The results are inconsistent. Comparison students made larger gains on one test of reading comprehension (Edinburgh) but AR students made larger gains on another (Neale), with comparisons making no gains at all on the Neale (table 10), a mysterious result for a group of good readers. This inconsistency may be due to the fact that all 26 comparison students and nearly all AR students took the Edinburgh test but only a random sample of 11 AR students and 12 comparison students took the Neale comprehension test. If one considers the Edinburgh to be the valid measure, comparisons doing less reading outperformed AR students who did more.

Thus, this study could be interpreted as showing the failure of AR. The comparisons gained more, despite reading slightly less, on the test taken by the full sample. If the thunderstorm seriously affected pretest reading scores for the AR group, they actually did worse than the results indicate. But if cheating on the posttest was widespread for the comparison groups, their gains would be exaggerated. These factors, the small sample size, inconsistency of the results, and the use of incentives in both groups makes it difficult to conclude much of anything from this study.
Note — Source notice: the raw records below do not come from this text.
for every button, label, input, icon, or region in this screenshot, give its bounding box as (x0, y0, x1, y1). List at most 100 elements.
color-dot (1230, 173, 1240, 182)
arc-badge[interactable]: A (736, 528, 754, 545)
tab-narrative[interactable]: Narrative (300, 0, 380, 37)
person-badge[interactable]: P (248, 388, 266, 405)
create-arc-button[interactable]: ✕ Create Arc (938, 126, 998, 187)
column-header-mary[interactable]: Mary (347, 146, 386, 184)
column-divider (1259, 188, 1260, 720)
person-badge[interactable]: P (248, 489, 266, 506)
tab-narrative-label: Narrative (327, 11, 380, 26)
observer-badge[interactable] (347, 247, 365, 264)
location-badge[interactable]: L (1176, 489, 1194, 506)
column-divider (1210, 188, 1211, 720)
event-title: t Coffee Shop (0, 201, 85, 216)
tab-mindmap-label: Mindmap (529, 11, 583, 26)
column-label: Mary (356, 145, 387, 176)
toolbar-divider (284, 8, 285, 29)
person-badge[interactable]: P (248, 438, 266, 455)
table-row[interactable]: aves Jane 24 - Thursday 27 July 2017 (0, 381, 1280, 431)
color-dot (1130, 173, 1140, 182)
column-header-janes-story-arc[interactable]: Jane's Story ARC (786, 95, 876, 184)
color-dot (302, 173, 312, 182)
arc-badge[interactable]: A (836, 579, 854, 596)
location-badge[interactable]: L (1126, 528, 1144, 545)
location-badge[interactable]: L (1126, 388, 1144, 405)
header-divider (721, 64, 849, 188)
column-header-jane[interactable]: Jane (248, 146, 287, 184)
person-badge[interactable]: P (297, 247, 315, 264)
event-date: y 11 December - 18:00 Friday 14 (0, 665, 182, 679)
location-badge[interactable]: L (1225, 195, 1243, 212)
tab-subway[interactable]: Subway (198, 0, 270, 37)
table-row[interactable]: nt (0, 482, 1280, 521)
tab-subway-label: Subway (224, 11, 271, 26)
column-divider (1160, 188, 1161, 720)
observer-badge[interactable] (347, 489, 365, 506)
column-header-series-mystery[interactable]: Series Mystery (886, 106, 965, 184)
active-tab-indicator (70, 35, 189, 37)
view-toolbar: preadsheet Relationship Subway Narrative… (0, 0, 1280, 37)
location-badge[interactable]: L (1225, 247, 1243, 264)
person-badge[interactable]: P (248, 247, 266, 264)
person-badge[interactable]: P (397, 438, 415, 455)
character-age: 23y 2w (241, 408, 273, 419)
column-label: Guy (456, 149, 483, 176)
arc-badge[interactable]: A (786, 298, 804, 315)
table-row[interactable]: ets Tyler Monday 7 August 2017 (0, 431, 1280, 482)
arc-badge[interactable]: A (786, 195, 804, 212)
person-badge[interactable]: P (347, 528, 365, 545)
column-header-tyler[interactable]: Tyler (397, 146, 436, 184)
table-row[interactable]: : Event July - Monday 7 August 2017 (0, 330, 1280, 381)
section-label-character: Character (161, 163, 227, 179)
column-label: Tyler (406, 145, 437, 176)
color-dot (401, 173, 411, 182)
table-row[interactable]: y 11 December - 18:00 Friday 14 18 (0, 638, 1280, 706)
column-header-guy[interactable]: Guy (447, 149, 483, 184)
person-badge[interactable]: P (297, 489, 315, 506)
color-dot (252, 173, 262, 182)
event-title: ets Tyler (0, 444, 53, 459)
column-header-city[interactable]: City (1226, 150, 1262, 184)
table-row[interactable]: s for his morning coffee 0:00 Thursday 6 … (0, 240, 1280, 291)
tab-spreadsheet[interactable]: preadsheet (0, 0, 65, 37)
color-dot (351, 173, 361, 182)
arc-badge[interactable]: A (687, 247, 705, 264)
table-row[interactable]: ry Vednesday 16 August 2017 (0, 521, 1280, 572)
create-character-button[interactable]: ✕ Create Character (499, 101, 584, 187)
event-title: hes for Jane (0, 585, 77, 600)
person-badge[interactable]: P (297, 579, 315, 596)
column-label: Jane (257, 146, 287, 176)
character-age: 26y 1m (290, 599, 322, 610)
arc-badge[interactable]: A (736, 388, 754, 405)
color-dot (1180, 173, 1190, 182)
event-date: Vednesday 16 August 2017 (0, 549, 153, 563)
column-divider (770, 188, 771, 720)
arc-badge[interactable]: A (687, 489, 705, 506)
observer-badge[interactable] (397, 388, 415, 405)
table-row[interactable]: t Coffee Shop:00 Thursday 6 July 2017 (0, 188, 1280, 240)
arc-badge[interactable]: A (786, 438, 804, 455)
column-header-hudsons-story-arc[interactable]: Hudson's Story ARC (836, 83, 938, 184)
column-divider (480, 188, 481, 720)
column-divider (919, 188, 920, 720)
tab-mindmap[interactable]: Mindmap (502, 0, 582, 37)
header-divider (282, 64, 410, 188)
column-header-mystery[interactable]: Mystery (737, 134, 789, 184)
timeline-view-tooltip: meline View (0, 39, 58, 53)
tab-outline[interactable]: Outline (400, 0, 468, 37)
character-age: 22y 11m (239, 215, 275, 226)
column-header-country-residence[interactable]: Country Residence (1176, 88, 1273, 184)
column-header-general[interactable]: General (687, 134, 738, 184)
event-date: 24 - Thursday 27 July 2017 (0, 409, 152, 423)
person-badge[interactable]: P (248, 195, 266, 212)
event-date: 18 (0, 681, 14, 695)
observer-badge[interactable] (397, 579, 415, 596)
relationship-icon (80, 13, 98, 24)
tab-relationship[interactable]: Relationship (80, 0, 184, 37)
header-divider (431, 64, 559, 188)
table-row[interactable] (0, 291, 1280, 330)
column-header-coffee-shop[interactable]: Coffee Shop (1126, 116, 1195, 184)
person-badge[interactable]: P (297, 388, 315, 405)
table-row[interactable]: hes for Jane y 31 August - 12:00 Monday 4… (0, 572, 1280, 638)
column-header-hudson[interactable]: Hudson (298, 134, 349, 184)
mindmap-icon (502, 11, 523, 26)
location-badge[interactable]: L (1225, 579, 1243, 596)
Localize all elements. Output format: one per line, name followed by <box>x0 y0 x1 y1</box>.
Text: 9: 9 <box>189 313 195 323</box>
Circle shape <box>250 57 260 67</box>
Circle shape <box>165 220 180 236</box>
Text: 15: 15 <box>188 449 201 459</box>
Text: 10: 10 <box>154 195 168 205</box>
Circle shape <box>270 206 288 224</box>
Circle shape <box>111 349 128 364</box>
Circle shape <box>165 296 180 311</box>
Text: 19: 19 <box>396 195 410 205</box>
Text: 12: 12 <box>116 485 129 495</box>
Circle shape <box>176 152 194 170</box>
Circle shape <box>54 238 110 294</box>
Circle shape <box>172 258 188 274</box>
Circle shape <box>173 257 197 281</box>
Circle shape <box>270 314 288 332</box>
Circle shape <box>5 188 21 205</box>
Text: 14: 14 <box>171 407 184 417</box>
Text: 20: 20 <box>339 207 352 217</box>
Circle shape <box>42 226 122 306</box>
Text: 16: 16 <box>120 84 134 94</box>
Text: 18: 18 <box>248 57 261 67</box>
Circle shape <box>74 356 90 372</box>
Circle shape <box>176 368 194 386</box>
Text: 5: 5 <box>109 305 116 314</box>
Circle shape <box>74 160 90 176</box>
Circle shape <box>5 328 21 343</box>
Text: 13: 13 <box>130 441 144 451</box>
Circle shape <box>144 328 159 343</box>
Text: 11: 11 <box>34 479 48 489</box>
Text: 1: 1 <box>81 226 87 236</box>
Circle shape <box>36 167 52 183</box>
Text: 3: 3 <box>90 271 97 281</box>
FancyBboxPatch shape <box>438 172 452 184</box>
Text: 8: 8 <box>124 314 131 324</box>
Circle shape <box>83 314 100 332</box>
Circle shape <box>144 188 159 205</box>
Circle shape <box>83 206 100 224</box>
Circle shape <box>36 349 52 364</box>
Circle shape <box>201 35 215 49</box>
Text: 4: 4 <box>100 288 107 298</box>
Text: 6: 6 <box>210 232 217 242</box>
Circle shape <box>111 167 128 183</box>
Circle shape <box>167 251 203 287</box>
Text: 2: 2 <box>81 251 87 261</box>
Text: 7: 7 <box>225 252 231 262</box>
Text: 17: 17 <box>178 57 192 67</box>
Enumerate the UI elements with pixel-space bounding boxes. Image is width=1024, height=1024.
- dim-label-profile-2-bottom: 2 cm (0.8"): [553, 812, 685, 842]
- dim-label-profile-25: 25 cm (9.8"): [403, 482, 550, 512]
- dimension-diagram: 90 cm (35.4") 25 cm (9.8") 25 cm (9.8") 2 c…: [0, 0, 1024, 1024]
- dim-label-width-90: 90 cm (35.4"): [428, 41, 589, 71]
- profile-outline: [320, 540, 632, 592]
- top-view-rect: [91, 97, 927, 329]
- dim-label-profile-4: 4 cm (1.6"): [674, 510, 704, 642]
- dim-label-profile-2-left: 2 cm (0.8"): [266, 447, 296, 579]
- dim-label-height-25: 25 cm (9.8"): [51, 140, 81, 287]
Table 10 Volland et. al., Project B

Edinburgh reading comprehension

Accelerated Reader Comparison
n mean n mean
pretest 25 89.5 (19.1) 26 93.7 (13.8)
posttest 22 92.6 (15.8) 26 100 (15)

Neale reading comprehension

Accelerated Reader Comparison
n mean n mean
pretest 11 96.5 (20.8) 12 103.3 (21.9)
posttest 11 107.6 (26.9) 12 102.7 (26.2)

standard deviations in parentheses

Facemire (2000) also used a comparison group that was engaged in recreational reading. AR was used over a nine week period with 15 third graders in a low SES area of West Virginia. Extrinsic rewards were limited to "bookmarks and paperback books" (p. 28). The school library had a total of 8000 books but only 800 were designated by AR. AR students were given "as much time as possible, at least 20 minutes per day" (p. 35) for reading. They also were "guided to appropriate reading materials during regularly scheduled library visits, eighty minutes per week, and were given time to discuss literature" (p. 35).